Dalits face horrendous prejudice and are denied health care, education and other basic human rights. Historically, they were put to unwanted jobs, like latrine cleaning and animal slaughtering, and today they are still shunned and discriminated against.

Police regularly turn their backs when Dalits are beaten and even lynched, and they are so reviled in certain quarters that if their shadow falls on non-Dalit’s food, no-one will eat it.

During his stay, Mr Gibb witnessed this prejudice first hand, when a doctor at the local state hospital refused to clean and stitch a serious head wound for a child from the orphanage. Instead he ordered the cleaner, who was sweeping the floor, to do it.

"This kind of rejection is very common for the majority of Dalits," said Mr Gibb. "I met a woman whose two sons are at the refuge. Her husband died of Aids some months ago and she herself had only months to live.

"She had the most amazing courage and dignity and as she was sitting on the steps holding her sons, the tears were rolling down her face."

Mr Gibb also met Jyothi, 11, and heard how the young girl had been the child of a Dalit mother and upper caste father. The father was disowned by his family for marrying a Dalit, but after some years, they feigned forgiveness and invited him to bring his family to stay.
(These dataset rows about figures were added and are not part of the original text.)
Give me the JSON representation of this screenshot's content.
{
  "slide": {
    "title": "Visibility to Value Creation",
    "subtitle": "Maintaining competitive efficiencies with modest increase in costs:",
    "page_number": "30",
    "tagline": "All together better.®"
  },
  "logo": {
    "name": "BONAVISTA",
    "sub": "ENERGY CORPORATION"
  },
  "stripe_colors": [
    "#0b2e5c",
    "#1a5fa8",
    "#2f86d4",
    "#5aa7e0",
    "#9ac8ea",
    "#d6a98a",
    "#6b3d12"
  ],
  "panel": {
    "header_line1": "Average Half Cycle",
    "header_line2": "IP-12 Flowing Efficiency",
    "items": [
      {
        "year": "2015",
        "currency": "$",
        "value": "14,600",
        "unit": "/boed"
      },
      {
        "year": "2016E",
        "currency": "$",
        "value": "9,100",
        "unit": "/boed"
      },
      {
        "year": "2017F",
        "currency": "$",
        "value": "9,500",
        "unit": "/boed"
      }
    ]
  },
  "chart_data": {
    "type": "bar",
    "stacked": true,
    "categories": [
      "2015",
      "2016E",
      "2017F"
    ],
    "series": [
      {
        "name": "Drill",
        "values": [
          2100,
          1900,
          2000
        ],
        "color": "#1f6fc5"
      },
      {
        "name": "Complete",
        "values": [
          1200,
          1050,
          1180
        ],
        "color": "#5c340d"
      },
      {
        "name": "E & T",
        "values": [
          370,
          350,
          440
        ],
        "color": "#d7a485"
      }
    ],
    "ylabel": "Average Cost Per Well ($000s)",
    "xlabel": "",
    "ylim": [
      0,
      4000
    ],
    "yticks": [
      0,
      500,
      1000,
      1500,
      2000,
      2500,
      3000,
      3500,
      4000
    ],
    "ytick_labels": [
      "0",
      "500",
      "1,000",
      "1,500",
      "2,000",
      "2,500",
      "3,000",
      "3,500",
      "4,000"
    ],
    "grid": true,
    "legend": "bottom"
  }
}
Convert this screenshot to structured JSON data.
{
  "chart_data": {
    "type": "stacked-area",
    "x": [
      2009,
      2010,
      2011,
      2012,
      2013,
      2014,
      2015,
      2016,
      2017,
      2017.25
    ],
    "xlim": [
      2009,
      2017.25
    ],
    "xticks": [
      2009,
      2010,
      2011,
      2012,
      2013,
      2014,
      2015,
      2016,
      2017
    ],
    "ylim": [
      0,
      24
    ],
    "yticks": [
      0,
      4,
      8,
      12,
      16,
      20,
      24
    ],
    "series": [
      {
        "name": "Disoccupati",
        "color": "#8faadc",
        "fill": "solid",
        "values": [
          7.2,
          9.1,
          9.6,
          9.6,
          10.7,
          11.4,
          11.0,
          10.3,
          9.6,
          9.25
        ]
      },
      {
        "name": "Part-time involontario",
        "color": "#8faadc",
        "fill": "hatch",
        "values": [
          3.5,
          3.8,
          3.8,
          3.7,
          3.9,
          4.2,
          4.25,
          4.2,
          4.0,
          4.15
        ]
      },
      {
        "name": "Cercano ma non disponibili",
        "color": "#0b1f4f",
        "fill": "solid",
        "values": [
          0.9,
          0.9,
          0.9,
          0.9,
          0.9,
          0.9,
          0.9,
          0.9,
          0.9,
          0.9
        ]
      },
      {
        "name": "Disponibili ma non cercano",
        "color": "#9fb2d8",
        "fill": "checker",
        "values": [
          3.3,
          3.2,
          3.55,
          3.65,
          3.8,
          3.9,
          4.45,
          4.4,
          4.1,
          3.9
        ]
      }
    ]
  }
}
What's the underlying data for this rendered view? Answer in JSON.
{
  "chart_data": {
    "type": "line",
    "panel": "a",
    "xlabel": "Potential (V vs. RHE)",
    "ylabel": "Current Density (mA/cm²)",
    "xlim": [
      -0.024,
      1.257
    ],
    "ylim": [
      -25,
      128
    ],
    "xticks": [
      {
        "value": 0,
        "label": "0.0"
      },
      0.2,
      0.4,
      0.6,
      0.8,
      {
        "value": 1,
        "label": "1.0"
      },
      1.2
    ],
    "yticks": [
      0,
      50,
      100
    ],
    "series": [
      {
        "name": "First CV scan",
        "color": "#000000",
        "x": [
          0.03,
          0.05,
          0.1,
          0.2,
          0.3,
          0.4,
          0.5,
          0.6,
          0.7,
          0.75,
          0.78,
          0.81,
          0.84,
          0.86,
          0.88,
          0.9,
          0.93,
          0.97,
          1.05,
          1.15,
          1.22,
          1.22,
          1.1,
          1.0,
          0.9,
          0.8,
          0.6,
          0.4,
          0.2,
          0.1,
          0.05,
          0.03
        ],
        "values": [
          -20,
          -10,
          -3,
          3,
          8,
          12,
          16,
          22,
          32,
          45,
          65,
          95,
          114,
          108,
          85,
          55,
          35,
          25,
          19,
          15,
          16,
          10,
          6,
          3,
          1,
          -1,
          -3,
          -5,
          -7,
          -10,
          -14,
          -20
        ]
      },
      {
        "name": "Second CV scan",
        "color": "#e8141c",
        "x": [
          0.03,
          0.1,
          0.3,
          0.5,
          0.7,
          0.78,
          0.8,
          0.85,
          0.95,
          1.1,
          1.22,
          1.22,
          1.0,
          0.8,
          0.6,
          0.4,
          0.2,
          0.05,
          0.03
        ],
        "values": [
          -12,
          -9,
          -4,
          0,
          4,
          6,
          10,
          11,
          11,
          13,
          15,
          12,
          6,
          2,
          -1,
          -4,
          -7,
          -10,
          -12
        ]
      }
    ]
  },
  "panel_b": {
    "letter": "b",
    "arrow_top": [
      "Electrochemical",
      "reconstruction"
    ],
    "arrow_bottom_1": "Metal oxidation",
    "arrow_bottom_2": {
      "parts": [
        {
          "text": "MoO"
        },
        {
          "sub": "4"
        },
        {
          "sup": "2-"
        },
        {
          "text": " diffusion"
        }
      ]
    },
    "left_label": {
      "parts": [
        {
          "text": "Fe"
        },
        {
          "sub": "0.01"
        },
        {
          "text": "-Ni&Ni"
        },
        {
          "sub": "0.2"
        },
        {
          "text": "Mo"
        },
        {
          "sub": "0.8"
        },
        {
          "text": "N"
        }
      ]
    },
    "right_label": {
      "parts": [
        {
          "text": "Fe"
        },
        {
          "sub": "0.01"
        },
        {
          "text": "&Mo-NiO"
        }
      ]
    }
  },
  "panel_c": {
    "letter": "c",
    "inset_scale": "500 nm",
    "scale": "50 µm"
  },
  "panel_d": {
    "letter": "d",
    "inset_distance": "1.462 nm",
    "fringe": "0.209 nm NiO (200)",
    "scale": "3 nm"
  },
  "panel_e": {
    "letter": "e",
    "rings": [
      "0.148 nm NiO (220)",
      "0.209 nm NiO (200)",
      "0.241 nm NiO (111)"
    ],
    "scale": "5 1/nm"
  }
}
After a few days, his parents lured Jyothi and her mother into the countryside for a picnic and murdered the mother, drowning her in a river.

Jyothi’s father was broken by the tragedy and abandoned her in a town 65km away. She was taken in by a stranger as a servant, but he took her to the orphanage a year later to avoid paying a dowry for her.

Mr Gibb last night hosted a charity auction at the Edinburgh Corn Exchange, part of a fundraising fashion show for the refuge, which needs to raise £38,000 a year to keep feeding, clothing and educating the destitute children in their care.

Sixth form girls from George Watson’s College, male pupils from Boroughmuir High School and members of the Edinburgh Accies rugby team all modelled one-off creations designed by fashion students at Edinburgh College of Art.

Actress Siobhan Redmond hosted the event, which also featured hats designed by Primary Three pupils from Mary Erskine and Stewart Melville and made up by Fabhatrix. All the profits from the show will go to cover the cost of looking after the ever increasing number of children cared for at the refuge.

Many of them were found begging in the streets, sleeping in railway stations or scavenging on rubbish tips. Some have been rescued from prostitution, while others have been bought out of bonded labour, a modern day system of slavery where a parents debt is passed to their child.

Gillie Davidson, 59, a founder member of SLA, said: "The children in our home are safe, happy and loved, but numbers continue to increase. There are no salaried members of staff at SLA and all the profits from the fashion show, and all the funds we raise, will go directly to the orphanage.

"I believe that the plight of the Dalits is the new apartheid. But with help we can make a difference, however small."